Michael Horan, Ph.D.
Zeni Fox, Ph.D. (photos by Janet Sassi)

The document is the Conference of Catholic Bishops’ 2005 response to the rise in lay ecclesial ministers, or LEMs, accompanying the decline in church clergy. According to the National Catholic Reporter, by 2010 the active diocesan clergy in the United States will be less than the number of parishes, leaving lay ministers to fill the gap.

“Lay ecclesial ministry is the most significant thing to have happened in the Catholic Church in the last 1,000 years,” Anthony Ciorra, Ph.D., dean of GRE, told 200 scholars, clergy and parish professionals gathered on the Rose Hill campus. “It is the thing that dropped out of nowhere—nobody planned it, the bishops didn’t approve it. We woke up one day and realized we had 30,000 lay persons involved in ministry in the United States.”

Michael Horan, Ph.D., professor of religious education and pastoral theology at Loyola Marymount University, described LEMs as “living parables.” Lay ecclesial ministers are non-ordained—and often volunteer—pastoral ministers who have answered their calling to do evangelical missionary work, teaching and other grassroots ministry alongside priests, deacons and theologians.

“These leaders defy the usual categories for holiness and leadership, formerly requiring celibacy and ordination,” Horan said. “But will these lay professional ministers be accepted as credible by the people they seek to serve? Will they be regarded by clergy as peers or underlings, as co-workers or as migrant workers temporarily available for lots of work and easily sent on their way?”

Although the Co-Workers’ document offers “theological vision” in recognizing a growing lay ministry, Zeni Fox, Ph.D., professor of pastoral theology at Immaculate Conception Seminary, said it does not adequately address the question of who is a LEM.

Fox, who served as an adviser to the bishops’ subcommittee on lay ministry as it developed Co-Workers, said that the bishops in each diocese decide who, and who is not, a LEM. Therefore, there is widespread confusion and no official “vocation” for a LEM, leading to problems of adequate training, pay, hierarchal placement and performance management.

“Many of these men and women have not been so designated by their bishop,” said Fox. “We have a firm number of priests and permanent deacons. We have a firm number of sisters, a firm number brothers—but there is no firm number of LEMS. It’s all very fuzzy.”

Fox cited a recent Emerging Models of Pastoral Leadership Project, funded by the Lilly Endowment, which has identified areas for improvement. They include:

• Developing comprehensive training programs and materials for ministering in a multiple-parish environment.
• Including lay leaders in decisions on merging and closing parishes;
• Defining clearly and precisely the roles, responsibilities and relationships of LEMs;
• Making it a vocation, providing ongoing skill development and creating accountability through performance reviews for both ordained and lay clergy.

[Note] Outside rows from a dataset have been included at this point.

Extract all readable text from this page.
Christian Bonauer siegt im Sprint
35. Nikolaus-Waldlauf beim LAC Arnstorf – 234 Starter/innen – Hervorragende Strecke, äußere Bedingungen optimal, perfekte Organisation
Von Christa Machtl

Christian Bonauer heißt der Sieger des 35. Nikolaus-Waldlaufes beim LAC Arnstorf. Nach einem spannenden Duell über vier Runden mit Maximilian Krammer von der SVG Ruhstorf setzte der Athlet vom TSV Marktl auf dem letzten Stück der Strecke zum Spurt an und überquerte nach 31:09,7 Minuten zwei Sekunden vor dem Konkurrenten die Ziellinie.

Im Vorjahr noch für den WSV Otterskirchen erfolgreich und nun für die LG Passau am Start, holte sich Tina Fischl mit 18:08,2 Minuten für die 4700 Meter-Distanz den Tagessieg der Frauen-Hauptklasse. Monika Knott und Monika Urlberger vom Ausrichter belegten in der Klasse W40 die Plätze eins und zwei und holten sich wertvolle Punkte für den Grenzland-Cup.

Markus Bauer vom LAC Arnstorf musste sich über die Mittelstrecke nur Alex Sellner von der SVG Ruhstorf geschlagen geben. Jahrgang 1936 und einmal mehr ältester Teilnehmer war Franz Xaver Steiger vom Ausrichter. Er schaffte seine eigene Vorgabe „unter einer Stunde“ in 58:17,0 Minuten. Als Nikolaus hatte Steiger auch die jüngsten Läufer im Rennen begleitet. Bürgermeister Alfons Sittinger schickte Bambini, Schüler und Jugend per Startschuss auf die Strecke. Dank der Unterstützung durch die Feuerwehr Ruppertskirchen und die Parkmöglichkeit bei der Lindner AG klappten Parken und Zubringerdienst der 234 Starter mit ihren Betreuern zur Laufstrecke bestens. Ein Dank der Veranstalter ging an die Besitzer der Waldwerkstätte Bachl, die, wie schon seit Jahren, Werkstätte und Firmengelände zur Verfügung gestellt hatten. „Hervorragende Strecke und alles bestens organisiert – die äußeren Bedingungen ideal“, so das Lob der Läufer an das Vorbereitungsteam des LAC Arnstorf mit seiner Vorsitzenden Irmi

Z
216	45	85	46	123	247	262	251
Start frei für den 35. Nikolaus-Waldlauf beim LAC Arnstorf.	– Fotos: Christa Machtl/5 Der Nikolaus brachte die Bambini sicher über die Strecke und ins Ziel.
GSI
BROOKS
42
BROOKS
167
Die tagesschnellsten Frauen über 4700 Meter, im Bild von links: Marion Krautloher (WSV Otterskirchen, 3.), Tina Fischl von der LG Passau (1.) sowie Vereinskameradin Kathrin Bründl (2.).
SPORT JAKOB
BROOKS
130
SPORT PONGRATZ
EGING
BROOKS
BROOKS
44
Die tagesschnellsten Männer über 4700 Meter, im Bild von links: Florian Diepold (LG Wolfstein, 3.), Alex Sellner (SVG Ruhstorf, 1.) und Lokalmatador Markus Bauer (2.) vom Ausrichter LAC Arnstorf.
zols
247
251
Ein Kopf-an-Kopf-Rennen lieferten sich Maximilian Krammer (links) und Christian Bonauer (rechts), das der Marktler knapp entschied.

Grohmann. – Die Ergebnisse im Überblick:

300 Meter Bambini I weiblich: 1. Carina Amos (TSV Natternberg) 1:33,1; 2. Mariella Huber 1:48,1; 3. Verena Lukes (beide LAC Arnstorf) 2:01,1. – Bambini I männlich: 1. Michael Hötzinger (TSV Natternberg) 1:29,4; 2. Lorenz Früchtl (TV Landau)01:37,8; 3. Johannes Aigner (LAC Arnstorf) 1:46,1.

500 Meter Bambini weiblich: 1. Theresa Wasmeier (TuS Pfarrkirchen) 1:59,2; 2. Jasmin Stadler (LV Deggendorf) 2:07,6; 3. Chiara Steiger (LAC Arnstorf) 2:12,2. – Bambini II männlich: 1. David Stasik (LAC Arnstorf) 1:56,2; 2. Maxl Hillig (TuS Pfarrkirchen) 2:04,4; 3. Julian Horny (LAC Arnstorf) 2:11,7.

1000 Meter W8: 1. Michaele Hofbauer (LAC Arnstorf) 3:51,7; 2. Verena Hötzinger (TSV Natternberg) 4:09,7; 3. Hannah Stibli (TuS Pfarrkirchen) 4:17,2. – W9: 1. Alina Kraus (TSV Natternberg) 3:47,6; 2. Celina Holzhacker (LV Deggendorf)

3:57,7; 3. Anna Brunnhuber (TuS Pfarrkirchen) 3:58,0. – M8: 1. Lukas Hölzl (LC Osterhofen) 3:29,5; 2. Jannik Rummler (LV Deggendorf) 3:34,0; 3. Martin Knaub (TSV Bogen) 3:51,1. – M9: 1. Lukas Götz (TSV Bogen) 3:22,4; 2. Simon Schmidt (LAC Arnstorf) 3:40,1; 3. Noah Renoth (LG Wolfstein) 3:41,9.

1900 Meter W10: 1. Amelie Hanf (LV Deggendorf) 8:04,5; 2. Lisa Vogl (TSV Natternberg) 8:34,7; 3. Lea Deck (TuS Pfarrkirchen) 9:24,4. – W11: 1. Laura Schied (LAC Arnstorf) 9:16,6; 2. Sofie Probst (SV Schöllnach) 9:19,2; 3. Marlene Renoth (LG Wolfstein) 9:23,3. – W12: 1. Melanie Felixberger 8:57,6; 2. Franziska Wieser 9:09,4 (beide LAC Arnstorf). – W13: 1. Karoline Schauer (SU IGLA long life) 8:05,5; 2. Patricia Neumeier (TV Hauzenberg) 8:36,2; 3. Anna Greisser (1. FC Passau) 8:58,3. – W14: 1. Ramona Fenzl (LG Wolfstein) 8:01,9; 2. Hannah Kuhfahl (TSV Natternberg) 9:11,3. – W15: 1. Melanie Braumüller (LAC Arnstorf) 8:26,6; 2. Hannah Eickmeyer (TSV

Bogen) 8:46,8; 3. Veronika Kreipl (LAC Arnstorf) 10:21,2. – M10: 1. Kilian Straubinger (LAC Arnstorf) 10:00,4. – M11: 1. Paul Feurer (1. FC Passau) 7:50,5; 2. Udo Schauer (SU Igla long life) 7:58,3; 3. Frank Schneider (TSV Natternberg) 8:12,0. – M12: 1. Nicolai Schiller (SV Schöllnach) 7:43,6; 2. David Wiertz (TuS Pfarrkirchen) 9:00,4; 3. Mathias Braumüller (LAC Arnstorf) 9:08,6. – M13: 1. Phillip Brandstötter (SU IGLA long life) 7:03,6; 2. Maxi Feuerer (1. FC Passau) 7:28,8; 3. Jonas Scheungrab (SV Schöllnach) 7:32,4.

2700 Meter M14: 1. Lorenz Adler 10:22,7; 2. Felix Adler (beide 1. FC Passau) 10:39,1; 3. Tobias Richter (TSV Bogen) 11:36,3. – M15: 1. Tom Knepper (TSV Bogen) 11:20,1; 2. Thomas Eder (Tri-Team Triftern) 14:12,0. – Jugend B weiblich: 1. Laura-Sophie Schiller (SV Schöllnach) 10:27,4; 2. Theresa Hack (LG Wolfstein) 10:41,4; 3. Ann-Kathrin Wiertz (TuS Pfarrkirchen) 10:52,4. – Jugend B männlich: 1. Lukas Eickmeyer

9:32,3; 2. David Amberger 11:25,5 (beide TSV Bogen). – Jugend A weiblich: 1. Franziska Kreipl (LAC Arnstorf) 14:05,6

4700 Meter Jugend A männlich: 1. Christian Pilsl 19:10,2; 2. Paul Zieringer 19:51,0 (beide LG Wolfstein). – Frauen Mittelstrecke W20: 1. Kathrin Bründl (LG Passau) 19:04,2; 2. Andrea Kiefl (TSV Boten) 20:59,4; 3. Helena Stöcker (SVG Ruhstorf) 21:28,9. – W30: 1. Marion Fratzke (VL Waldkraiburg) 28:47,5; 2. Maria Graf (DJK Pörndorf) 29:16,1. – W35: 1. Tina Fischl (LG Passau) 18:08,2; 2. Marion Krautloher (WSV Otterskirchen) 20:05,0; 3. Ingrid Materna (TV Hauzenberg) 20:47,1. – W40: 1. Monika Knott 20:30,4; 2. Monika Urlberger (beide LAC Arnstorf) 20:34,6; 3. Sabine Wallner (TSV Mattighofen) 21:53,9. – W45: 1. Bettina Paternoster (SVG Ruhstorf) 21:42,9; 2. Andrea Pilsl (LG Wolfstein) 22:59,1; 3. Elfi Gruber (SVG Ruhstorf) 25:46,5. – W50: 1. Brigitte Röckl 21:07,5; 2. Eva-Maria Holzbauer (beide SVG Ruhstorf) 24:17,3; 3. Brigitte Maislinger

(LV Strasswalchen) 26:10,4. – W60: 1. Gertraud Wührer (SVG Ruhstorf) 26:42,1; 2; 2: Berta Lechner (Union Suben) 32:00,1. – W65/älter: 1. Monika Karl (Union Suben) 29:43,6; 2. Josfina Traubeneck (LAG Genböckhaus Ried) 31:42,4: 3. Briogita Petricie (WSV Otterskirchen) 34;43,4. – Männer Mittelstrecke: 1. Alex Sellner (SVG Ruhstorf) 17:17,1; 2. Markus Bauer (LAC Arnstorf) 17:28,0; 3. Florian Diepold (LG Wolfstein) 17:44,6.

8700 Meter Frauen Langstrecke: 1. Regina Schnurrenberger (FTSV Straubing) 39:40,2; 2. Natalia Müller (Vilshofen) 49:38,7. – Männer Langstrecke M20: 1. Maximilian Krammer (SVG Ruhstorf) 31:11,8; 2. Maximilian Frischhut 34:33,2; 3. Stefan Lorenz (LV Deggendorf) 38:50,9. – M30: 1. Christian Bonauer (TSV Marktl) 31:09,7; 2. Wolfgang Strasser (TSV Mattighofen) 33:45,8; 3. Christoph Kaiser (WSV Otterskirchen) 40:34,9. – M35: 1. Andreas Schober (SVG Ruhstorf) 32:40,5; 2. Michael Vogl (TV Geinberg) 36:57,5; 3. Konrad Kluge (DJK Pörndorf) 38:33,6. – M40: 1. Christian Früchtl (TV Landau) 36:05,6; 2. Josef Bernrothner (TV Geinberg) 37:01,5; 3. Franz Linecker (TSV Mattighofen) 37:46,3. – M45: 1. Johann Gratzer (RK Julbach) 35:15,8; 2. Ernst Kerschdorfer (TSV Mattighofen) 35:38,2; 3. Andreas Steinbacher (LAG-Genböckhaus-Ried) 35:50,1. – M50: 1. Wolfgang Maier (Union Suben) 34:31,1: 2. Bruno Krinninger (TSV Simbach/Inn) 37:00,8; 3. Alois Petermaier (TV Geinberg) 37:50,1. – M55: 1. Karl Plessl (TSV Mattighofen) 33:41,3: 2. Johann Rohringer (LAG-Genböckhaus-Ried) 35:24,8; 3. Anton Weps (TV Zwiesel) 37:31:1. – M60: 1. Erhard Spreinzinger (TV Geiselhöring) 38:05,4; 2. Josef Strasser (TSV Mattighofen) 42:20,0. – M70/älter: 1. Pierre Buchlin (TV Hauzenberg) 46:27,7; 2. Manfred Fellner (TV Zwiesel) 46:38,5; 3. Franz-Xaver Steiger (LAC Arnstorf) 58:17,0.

Fox said she was distressed by those in the church who see the idea of “collaboration” among clergy and lay ministers as a threat. Father Ciorra suggested that church leaders consider a model of collaboration by looking toward the model that exists in God’s trinity, where “no one spirit dominates the icon.”

“We are about three steps behind where the Holy Spirit has gone,” Ciorra concluded. “The very notion of collaboration is what God does.”